My last commentary addressed why the physical and virtual networking technologies within datacenters will have distinct paths of evolution going forward. Both spaces will see substantial new products and capabilities and there will be innovations around intelligently connecting the two. Since the two spaces will inevitably coexist, it is important to look at the areas where strong binding is strategic. However, in order to understand the opportunities for strategic leverage, it is also important to understand the spaces little more deeply. In my last blog I covered the principles that are involved in architecting large-scale datacenter networks. In this entry, I intend to cover the different components of large-scale cloud infrastructure, including enterprise datacenter build principles. Given that this area is truly vast, my follow up blogs will examine the network virtualization space more closely and hopefully naturally expose the synergies between the physical and virtual networking constructs.

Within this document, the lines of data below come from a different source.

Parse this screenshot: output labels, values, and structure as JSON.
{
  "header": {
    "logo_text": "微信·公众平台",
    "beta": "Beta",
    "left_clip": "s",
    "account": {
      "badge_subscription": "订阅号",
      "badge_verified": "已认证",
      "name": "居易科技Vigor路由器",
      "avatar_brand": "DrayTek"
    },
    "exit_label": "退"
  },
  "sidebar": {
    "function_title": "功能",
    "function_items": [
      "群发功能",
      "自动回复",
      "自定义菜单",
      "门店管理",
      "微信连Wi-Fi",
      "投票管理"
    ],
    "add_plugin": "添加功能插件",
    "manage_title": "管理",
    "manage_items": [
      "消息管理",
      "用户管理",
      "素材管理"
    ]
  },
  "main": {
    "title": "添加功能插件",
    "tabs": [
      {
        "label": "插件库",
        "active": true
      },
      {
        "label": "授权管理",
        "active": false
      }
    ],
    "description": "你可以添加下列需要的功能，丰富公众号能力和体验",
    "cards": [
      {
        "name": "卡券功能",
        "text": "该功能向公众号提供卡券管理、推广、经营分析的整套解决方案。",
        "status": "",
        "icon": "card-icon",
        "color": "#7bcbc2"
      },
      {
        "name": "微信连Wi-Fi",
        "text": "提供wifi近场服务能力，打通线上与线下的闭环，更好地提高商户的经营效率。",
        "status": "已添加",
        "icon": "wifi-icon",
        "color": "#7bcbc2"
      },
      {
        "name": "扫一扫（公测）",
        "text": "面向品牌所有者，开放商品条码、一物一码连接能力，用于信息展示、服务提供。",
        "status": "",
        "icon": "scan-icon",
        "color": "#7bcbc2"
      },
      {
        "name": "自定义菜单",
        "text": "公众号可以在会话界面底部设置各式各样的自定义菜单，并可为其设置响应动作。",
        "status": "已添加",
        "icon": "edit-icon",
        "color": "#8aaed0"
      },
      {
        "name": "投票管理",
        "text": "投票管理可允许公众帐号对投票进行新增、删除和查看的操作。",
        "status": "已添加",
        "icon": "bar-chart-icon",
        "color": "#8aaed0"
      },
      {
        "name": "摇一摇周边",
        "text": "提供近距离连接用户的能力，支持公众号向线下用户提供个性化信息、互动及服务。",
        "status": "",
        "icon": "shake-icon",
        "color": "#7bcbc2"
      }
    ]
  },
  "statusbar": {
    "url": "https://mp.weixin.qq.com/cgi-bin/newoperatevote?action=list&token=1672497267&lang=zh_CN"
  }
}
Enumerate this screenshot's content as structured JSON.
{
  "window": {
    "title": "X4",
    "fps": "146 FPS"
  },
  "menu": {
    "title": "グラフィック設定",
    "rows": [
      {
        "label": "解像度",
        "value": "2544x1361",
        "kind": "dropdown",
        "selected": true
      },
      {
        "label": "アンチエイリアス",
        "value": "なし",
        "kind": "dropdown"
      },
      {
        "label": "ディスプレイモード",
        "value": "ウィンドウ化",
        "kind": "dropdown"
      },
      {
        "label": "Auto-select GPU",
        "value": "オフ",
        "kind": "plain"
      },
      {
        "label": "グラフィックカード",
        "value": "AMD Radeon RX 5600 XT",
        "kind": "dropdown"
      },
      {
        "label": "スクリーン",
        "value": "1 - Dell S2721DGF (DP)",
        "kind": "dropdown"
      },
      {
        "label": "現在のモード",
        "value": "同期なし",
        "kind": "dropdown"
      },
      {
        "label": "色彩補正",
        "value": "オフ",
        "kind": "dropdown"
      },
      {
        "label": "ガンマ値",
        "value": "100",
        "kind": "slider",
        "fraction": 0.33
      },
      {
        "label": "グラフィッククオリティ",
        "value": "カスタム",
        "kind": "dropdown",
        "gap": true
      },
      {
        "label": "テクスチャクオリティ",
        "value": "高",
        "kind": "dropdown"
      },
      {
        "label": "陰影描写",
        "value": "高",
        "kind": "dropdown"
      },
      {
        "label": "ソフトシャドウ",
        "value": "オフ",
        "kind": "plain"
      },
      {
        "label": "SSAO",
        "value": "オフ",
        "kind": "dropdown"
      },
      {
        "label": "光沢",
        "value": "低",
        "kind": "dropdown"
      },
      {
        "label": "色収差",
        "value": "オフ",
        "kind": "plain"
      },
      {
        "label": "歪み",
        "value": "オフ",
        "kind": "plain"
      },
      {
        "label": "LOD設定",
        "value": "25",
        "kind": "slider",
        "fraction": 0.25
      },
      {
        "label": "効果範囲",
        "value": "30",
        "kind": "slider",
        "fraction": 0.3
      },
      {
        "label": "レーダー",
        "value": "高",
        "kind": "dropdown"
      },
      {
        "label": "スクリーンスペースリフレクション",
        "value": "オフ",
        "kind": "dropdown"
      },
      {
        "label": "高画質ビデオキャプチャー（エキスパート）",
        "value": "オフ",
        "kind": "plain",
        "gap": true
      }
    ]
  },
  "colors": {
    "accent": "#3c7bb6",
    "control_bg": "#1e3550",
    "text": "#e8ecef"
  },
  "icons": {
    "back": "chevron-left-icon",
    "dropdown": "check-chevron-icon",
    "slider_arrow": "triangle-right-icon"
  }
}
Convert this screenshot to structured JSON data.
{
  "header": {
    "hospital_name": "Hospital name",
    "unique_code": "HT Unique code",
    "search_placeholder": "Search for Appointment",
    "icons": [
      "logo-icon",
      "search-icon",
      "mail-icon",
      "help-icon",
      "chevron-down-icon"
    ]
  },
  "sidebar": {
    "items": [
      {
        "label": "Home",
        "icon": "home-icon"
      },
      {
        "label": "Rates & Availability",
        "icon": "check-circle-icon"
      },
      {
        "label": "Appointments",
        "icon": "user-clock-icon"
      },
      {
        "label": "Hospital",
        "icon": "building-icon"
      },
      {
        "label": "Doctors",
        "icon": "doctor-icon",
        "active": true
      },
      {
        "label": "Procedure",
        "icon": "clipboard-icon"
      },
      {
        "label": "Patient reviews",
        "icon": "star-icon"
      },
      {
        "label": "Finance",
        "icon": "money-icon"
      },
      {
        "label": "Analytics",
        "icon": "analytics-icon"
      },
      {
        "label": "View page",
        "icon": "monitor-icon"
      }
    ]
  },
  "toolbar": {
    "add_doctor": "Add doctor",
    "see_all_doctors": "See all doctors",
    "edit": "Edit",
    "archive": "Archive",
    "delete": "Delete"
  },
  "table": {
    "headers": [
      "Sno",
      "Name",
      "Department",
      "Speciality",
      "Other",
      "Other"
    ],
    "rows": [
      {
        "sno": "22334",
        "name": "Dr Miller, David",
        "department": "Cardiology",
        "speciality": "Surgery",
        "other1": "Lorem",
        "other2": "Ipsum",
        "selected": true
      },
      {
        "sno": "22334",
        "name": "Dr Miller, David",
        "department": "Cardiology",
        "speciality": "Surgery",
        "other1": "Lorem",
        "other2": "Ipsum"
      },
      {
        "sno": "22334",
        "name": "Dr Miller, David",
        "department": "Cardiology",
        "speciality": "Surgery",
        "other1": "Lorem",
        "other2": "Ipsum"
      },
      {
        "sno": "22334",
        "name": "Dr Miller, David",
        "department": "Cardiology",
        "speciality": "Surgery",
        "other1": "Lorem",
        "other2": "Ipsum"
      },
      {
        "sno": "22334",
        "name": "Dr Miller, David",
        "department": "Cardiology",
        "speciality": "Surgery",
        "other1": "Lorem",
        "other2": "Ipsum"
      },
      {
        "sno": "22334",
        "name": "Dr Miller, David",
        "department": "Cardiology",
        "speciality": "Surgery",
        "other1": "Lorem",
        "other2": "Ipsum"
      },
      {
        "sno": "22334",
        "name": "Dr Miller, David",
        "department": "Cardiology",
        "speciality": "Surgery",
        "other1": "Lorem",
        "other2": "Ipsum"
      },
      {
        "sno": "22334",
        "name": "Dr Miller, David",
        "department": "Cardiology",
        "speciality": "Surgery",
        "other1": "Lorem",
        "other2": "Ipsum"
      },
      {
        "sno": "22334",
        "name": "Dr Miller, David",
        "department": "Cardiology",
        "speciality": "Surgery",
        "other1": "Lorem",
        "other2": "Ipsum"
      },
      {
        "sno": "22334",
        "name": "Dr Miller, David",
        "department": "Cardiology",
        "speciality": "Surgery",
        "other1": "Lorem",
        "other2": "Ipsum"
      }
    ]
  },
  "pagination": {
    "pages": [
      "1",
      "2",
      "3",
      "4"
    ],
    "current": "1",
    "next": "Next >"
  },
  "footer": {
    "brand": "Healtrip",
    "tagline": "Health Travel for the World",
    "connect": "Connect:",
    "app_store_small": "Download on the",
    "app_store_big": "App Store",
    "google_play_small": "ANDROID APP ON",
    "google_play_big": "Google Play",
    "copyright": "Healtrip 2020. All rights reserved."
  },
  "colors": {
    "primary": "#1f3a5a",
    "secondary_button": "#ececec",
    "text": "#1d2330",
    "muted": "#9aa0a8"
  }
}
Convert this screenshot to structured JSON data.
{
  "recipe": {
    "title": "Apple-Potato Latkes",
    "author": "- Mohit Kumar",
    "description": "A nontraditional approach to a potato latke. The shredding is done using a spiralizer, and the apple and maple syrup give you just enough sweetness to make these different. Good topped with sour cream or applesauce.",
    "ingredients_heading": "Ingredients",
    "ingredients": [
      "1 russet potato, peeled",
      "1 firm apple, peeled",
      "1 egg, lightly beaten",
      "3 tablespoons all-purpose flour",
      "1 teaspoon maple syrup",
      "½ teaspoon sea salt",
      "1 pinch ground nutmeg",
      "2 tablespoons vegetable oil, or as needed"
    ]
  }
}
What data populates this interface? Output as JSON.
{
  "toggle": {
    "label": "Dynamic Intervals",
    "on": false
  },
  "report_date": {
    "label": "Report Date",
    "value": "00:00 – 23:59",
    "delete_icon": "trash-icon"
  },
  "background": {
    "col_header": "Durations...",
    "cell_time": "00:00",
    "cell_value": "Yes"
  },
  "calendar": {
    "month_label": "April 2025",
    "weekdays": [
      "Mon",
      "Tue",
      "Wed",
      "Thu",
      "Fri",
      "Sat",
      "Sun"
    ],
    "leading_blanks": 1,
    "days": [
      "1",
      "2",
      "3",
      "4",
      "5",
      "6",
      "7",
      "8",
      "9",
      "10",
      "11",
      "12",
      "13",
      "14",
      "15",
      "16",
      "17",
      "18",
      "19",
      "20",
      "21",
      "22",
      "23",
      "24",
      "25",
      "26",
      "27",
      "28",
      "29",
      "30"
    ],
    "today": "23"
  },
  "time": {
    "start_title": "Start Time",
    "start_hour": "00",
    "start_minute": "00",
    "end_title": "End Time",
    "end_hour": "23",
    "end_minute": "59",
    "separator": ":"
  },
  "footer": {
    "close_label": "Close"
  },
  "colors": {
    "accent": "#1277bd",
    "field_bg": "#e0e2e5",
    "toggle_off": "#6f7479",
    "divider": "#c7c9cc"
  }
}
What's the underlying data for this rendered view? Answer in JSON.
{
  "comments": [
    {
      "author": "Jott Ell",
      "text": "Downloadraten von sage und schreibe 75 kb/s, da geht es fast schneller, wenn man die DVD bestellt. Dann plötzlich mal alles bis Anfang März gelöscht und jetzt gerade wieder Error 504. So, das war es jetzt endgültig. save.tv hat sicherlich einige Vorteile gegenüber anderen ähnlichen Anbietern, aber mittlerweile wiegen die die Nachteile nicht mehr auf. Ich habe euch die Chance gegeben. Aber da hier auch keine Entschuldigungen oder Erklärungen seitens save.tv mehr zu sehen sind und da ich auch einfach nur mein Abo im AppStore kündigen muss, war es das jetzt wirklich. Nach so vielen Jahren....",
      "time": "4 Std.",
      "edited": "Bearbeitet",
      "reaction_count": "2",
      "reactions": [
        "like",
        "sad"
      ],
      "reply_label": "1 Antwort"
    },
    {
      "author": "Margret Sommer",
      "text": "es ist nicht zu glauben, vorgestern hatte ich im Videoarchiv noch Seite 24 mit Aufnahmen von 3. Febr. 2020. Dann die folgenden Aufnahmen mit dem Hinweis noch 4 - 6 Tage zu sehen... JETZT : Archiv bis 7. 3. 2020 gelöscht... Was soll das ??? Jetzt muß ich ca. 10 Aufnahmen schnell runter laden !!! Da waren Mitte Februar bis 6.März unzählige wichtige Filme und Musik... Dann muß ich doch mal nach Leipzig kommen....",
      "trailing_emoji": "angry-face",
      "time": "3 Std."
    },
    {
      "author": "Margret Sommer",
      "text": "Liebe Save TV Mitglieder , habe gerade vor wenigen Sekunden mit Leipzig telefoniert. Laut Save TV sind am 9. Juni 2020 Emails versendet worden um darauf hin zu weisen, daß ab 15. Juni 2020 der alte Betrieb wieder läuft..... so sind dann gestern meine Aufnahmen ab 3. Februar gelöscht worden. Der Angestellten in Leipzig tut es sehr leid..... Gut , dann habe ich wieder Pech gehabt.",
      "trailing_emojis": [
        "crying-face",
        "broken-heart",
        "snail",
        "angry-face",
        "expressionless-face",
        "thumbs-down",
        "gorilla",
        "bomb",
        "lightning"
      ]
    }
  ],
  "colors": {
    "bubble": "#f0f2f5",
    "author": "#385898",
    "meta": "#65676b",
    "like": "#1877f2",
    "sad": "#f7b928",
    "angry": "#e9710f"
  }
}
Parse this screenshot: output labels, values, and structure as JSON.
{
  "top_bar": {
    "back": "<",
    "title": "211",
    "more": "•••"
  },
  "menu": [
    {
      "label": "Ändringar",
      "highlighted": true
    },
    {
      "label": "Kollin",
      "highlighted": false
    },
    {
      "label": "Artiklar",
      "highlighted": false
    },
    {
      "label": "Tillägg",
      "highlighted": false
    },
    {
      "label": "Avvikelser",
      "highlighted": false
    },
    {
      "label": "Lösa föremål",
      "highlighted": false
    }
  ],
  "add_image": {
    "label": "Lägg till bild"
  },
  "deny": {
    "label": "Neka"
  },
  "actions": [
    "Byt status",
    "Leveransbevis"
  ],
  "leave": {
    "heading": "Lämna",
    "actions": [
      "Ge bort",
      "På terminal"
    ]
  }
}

Fig. 1 shows a large-scale cloud provider infrastructure. Typically these networks are global, richly connected to the Internet and use technologies that are optimized for each subset (shown as areas A – G). While architecting these infrastructures, it is critical to understand how different areas would scale and mutually interact with each other to create a dynamic but cost controlled service.
Each area has distinct characteristics as discussed below.
A. Intra-DC Network:
This is where most of the servers reside. The traffic profile has changed over the last few years and the applications demand a lot of lateral east-west bandwidth in addition to the usual north-south bandwidth. Multi-tier CLOS is a popular style of network topology for such areas and mature IP control planes have proven to be excellent ways to interconnect the network elements.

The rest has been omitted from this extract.